US district judge finds bankruptcy provision violates attorney speech rights

[JURIST] The US District Court for Connecticut [official website] has blocked enforcement of a new provision [text] of the US Bankruptcy Code against attorneys seeking to advise clients about taking on additional debt. District Judge Christopher Droney [official profile] issued a preliminary injunction Tuesday, ruling that the statute was so broad as to unconstitutionally restrict attorneys' First Amendment rights. The provision prohibits debt-relief agencies from advising clients "to incur more debt in contemplation of ... filing a case" under the Bankruptcy Code. AP quoted Droney as writing,

If the government seeks to prevent manipulation of the bankruptcy system, a more narrowly tailored approach would be to penalize those who take on certain types of debts.
The lawsuit was filed [JURIST report] in 2006 by the National Association of Consumer Bankruptcy Attorneys (NACBA) and the Connecticut Bar Association [professional association websites].

Droney's ruling follows a similar decision [opinion, PDF; Reuters report] handed down Thursday by the US Court of Appeals for the Eighth Circuit [official website; JURIST news archive]. Ruling that attorneys are "debt relief agencies" as defined by the Bankruptcy Code, the St.

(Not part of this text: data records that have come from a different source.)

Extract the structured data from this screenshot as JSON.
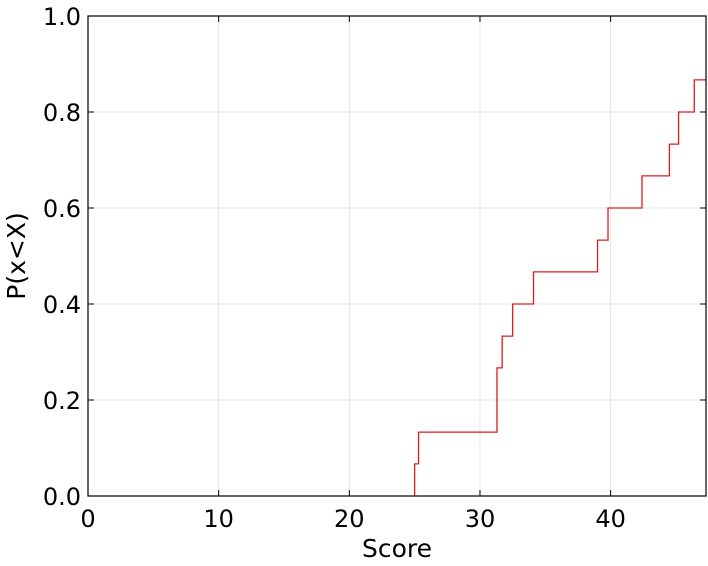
{
  "chart_data": {
    "type": "line",
    "step": "post",
    "title": "",
    "xlabel": "Score",
    "ylabel": "P(x<X)",
    "xlim": [
      0,
      47.3
    ],
    "ylim": [
      0,
      1.0
    ],
    "x_ticks": [
      0,
      10,
      20,
      30,
      40
    ],
    "x_tick_labels": [
      "0",
      "10",
      "20",
      "30",
      "40"
    ],
    "y_ticks": [
      0.0,
      0.2,
      0.4,
      0.6,
      0.8,
      1.0
    ],
    "y_tick_labels": [
      "0.0",
      "0.2",
      "0.4",
      "0.6",
      "0.8",
      "1.0"
    ],
    "grid": true,
    "series": [
      {
        "color": "#e41a1c",
        "x": [
          25.0,
          25.3,
          31.3,
          31.7,
          32.5,
          34.1,
          39.0,
          39.8,
          42.4,
          44.5,
          45.2,
          46.4,
          47.3
        ],
        "y": [
          0.067,
          0.133,
          0.267,
          0.333,
          0.4,
          0.467,
          0.533,
          0.6,
          0.667,
          0.733,
          0.8,
          0.867,
          0.867
        ]
      }
    ]
  }
}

Louis-based court held that the challenged provision was not sufficiently tailored because it could restrict legal advice regarding debt that "may not be abusive or harmful to creditors." The provision was part of the Bankruptcy Abuse Prevention and Consumer Protection Act of 2005 [text], which made filing for bankruptcy more difficult by requiring credit counseling and mandating above-average earners to file under the restrictive Chapter 13 [text]. The NACBA has criticized the new law [JURIST report] as doing little to stop abuses of the bankruptcy system and placing unnecessary hurdles in front of people with legitimate reasons to file for bankruptcy.